Judy: “Only the good people go to heaven. The other people go to where it is hot all the time, like in Arizona.”

John: “Maybe I’ll die someday, but I hope I don’t die on my birthday because it is no fun to celebrate your birthday if you’re dead.”

Martha: “When you die, you don’t have to do homework in heaven, unless your teacher is there, too.”

Death is nothing to fear; in fact, we Christians can look forward to it with anticipation. In Philippians 1:21-23  Paul declared: “For me, to live is Christ and to die is gain. I am torn between the two: I desire to depart and be with Christ, which is better by far.” However, God still had work on earth for him to do. So he stayed around a little while longer.

Jesus promised that at the moment of our death He will personally take us by the hand and escort us to our new home in Heaven. This is not a job for angels. He reserves for Himself the right to personally accompany us into Heaven’s glory (John 14:1-6).

I’d like to expand on this thought and share a short dissertation of the biblical teachings about death and afterwards from the present and out into eternity.

The Bible is quite clear about what happens after death.

To begin with, let’s put to death the idea of Reincarnation. Reincarnation is the idea that we come back to earth again and again for multiple lives. Reincarnation teaches that our present life form— from insect to human— is a direct reflection of how well we behaved in previous lives. The better we were, the farther up the food chain we return.

When General Patton arrived on the Carthaginian battlefield he observed, "I have been to this battlefield before. I fought here with the Romans.” Unfortunately, Patton was deceived. We only get one life. Sylvester Stallone once related that in a previous life he was a monkey in Central America. That may be true —no, probably not.

Reincarnation is foreign to the Bible. In fact the Bible teaches just the opposite. Hebrews 9:27 declares: “It is appointed unto men once to die and after that comes judgment." The essence of reincarnation allows us to avoid the reality of facing God in judgment for our behavior.

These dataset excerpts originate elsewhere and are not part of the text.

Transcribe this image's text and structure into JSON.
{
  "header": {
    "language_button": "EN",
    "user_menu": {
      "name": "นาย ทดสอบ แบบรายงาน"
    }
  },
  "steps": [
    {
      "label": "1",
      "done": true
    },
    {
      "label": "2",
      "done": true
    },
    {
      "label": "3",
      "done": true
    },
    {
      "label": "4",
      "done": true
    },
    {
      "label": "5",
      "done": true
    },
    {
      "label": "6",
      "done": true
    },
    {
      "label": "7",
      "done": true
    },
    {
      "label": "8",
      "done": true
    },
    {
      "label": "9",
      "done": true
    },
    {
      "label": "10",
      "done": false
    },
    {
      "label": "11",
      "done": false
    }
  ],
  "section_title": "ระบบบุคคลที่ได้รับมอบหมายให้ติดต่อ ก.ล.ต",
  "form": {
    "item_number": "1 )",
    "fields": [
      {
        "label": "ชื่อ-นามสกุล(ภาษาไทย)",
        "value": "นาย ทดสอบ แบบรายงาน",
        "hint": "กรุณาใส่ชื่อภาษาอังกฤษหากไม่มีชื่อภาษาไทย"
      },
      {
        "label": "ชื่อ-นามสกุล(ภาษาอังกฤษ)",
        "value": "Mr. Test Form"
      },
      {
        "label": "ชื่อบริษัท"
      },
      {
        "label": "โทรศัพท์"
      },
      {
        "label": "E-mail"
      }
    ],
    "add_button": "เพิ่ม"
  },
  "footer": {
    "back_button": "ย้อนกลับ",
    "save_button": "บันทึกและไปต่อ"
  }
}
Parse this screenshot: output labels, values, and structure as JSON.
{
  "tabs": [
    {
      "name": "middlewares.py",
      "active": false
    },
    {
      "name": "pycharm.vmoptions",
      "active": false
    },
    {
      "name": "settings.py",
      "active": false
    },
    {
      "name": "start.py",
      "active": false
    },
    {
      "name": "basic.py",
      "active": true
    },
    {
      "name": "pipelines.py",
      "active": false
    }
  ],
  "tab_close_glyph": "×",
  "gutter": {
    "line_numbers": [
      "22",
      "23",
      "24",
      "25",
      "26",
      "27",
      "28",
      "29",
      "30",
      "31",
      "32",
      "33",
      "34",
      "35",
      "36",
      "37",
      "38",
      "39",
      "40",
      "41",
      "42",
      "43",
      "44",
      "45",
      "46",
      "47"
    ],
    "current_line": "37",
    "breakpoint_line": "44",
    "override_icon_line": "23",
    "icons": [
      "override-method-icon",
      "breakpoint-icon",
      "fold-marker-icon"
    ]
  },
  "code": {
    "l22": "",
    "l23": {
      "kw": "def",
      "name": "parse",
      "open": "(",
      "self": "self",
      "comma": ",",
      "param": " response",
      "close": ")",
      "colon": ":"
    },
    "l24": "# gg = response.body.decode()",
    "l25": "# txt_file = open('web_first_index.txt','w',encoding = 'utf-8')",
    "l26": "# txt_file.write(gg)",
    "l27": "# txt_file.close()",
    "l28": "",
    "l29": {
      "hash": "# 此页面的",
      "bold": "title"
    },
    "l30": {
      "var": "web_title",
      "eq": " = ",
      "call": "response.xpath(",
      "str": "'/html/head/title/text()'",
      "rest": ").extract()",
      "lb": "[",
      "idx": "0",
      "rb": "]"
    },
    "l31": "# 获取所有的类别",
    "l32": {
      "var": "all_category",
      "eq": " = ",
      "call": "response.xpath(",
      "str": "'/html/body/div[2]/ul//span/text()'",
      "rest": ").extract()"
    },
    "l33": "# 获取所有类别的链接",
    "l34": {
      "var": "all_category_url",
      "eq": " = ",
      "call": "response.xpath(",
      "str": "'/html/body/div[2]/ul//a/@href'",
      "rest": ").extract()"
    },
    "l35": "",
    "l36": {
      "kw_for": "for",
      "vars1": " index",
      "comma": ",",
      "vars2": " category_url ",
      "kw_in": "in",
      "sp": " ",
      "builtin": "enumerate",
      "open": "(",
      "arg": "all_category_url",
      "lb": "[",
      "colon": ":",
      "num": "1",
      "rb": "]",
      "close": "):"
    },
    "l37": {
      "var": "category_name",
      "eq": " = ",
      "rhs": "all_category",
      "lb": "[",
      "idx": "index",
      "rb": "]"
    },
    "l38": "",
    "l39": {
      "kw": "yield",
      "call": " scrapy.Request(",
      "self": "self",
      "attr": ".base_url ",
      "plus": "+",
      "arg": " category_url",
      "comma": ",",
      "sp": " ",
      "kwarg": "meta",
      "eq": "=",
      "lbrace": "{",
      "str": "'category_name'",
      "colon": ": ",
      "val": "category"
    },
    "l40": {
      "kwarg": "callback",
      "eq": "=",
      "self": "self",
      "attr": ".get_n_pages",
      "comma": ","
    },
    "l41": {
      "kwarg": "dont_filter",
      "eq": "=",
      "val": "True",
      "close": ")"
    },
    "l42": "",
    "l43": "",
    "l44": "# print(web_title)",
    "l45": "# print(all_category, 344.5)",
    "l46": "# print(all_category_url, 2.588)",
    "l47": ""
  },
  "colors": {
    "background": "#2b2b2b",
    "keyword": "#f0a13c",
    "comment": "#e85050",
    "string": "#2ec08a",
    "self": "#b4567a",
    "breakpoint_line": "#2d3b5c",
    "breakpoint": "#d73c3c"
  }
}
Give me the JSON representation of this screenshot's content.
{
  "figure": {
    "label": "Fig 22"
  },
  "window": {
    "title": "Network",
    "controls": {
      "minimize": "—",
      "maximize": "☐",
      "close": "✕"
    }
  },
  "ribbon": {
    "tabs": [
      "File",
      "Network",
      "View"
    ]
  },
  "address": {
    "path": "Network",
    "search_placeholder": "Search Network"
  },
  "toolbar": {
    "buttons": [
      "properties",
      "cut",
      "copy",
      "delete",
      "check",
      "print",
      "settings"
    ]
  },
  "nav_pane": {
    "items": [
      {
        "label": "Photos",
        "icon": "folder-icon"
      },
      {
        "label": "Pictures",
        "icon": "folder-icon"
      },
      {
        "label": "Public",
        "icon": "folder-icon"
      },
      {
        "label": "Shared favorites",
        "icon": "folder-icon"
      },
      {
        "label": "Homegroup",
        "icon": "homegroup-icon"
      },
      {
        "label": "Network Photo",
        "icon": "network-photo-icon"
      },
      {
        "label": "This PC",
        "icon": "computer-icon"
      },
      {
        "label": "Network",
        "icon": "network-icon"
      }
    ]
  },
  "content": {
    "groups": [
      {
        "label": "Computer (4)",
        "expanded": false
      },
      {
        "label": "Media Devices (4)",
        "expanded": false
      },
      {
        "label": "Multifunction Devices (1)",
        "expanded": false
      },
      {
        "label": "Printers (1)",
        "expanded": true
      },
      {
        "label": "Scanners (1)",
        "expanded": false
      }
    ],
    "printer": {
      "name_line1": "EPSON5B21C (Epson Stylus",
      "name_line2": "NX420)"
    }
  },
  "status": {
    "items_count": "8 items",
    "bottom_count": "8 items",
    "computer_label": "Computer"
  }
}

Why might some believe in reincarnation? The Bible teaches that there are evil spirits (“familiar spirits”) who have been around for centuries. These spirits know intimately the lives of others down through the centuries and may influence present-day people with thoughts, emotions, and experiences of people who are long dead. These deceived people begin to believe that they have existed in previous lives and that the thoughts and emotions of others are really theirs.